Vor allem im C-Einsatz ist es oft nötig, Flüssigkeiten zum Zwischenlagern in Behälter umzufüllen, bevor beispielsweise eine Leckage geschlossen ist. Dafür verwenden wir spezielle Pumpen und Armaturen, die besonderen Anforderungen genügen müssen. So dürfen sie beispielsweise nur eine genau definierte Oberflächentemperatur erzeugen, sollen eine zeitlang resistent gegen den Gefahrstoff sein und eine relativ geringe Förderleistung aufweisen, um den Stoff nicht durch Reibung im Schlauch statisch aufzuladen.




 

Pumpen



Kreiselpumpen sind quasi die "Klassiker" unter den Pumpen; ein Schaufelrad (Kreisel) bewegt durch Drehung um die eigene Achse die Flüssigkeit vom Einlass zum Auslass.
Unser Modell ist aus Edelstahl gefertigt und somit gegen nahezu alle flüssigen Gefahrstoffe beständig.
Der Nachteil aller Kreiselpumpen allerdings ist, dass sie nicht selbstansaugend sind und daher zunächst befüllt werden müssen. Enspechend entleert werden müssen sie dann auch nach ihrem Einsatz. Dieses Vorgehen ist mehr oder weniger umständlich und birgt die Gefahr, dass das zu pumpende Medium beim Befüllen oder Entleeren der Pumpe - oder später beim Abbau der Schlauchstrecke - an den Kupplungen ausläuft.
Schlauchpumpen umgehen den Nachteil der Kreiselpumpen, da sie selbstansaugend sin und die Schlauchstrecke mit ihnen restlos entleert werden kann.
In ihnen befindet sich ein u-förmig gebogener Schlauch, der sich am Gehäuse abstützt und der von einem sich drehenden dreieckigen Rotor gequetscht wird. Da jeweils nur ein Eckpunkt des Dreiecks den Schlauch quetscht, wird die Flüssigkeit darin vorangetrieben.
Neben der selbstansaugenden Tätigkeit ist vor allem vorteilhaft, dass darin auch kleinere Gegenstände (z.B. Verunreinigungen, Lappen, Dichtmaterial) bewegt werden können und dass es sich um ein geschlossenes System handelt, bei dem die Pumpe nicht direkt mit dem Medium in Berührung tritt.
Lediglich der Schlauch der Pumpe ist dem Medium ausgesetzt; dieser widerum ist allerdings z.B. gegen mineralölhaltige Flüssigkeiten nicht resistent (sofern es sich um eine Standard-Pumpe der Feuerwehr handelt).
Mit Handmembranpumpen lassen sich vor allem kleinere Mengen bewegen.
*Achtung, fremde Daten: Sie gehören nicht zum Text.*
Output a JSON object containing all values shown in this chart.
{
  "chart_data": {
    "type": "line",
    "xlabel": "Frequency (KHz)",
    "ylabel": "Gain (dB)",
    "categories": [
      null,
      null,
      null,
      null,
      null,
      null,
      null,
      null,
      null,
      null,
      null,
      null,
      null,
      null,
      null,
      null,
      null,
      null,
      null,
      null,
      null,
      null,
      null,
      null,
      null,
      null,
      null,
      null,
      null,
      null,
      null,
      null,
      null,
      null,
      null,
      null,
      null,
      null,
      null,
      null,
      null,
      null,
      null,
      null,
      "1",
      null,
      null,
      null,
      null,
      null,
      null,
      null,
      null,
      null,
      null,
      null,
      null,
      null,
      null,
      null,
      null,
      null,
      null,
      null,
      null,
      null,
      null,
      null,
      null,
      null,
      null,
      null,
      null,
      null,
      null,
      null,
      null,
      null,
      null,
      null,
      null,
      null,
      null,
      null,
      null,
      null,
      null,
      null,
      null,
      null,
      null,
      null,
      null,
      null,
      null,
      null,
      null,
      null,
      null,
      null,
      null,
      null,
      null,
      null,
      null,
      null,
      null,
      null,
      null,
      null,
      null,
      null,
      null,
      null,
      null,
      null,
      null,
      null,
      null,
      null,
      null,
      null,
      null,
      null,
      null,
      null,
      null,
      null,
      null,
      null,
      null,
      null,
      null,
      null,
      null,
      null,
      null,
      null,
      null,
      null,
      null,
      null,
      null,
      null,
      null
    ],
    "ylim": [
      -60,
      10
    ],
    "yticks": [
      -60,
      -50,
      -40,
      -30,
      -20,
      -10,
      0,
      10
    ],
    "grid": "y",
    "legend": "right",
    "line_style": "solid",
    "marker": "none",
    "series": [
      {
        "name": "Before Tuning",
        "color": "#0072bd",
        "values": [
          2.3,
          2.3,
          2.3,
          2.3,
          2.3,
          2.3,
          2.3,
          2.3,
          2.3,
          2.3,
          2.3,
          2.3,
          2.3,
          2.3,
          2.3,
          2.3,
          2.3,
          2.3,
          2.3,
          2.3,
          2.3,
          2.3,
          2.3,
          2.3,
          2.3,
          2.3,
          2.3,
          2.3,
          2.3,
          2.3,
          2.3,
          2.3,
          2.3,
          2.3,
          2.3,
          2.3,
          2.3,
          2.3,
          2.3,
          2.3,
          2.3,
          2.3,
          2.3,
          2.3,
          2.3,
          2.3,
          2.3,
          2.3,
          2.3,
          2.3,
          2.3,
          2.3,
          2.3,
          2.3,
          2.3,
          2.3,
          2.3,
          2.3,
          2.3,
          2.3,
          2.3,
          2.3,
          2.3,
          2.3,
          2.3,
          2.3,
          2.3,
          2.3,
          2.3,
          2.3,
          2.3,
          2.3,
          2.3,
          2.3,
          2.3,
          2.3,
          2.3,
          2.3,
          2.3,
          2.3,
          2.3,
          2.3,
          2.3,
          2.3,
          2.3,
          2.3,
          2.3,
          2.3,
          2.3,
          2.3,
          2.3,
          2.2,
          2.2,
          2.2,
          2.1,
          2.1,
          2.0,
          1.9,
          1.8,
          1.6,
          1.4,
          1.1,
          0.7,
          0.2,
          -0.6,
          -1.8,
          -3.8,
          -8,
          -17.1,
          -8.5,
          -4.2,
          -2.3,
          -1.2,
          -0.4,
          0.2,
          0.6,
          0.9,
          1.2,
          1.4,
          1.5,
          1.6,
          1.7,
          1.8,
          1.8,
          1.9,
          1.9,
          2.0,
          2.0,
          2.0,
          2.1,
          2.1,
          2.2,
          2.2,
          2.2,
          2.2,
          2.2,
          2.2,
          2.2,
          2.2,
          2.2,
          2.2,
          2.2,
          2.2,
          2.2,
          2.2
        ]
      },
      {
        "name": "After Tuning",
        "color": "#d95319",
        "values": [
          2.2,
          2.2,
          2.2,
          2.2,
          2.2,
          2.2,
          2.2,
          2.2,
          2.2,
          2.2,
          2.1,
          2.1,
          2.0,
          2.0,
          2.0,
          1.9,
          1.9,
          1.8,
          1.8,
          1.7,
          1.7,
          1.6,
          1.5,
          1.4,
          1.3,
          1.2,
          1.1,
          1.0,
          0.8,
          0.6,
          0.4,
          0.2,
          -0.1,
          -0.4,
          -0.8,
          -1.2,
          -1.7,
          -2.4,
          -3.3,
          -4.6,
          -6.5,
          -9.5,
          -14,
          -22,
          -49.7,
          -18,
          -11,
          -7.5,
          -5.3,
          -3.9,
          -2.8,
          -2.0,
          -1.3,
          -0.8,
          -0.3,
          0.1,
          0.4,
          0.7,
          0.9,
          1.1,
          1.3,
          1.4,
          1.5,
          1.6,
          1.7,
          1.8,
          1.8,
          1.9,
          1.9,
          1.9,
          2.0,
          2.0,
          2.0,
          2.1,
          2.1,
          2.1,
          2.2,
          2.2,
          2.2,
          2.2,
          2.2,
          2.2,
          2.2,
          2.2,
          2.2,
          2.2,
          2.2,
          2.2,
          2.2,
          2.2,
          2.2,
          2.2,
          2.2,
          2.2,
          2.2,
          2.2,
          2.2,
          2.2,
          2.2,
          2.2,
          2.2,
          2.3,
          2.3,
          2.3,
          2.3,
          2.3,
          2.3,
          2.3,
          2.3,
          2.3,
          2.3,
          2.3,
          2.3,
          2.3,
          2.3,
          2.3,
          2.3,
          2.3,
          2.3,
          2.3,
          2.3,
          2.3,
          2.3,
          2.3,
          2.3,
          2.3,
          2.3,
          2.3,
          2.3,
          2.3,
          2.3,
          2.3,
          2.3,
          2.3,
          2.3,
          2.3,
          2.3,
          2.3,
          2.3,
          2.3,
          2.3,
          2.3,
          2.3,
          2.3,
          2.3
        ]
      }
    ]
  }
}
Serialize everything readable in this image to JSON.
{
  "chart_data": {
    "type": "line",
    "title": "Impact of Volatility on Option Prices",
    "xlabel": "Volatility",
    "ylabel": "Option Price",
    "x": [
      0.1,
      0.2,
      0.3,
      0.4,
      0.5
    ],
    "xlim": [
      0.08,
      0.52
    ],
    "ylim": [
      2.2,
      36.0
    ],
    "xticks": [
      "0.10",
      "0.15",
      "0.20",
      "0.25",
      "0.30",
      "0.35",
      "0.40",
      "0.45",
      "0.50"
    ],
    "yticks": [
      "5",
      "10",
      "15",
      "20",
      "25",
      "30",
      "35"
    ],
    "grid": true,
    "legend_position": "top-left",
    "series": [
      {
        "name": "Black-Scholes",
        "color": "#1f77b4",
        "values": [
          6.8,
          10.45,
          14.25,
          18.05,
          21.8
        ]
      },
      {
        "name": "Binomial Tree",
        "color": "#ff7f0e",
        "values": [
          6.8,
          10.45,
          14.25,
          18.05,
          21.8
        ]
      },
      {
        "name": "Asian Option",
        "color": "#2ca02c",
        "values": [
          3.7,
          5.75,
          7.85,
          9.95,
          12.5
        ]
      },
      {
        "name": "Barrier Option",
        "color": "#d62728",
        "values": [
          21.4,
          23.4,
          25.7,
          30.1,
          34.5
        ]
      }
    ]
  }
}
Ihre Förderleistung hängt vor allem von der Ausdauer des Bedieners ab, da das Medium durch seine Muskelkraft bewegt wird. Deshalb eignen sie sich vor allem für die Umfüllung von Kleinstmengen oder aber besonders auch zur Befüllung und Entleerung der Kreiselpumpen und ihrer Schlauchstrecken.
Fasspumpen bestehen lediglich aus einem Motor und einem Ansaugrohr mit einem sich drehenden Flügelrad, dass die zu pumpende Flüssigkeit vor sich herschiebt.
Mit ihr kann direkt aus einem Behältnis heraus gepumpt werden. Pumpe und Ansaugrohr bilden eine Einheit, weshalb die Schlauchstrecke auch kürzer ist, als bei allen anderen Pumpen.
Auch sie ist vor allem für kleinere Mengen geeignet und aufgrund ihrer Bauweise relativ pflegeleicht, da nach ihrem Einsatz lediglich etwas Wasser mit ihr gepumpt werden muss, um sie zu reinigen.
Allerdings entwickelt sie durch ihre hohe Drehzahl starke Wärme, die durch das zu pumpende Medium selbst gekühlt wird. Wird der Durchfluss aber gehindert, kann das Medium zu kochen beginnen.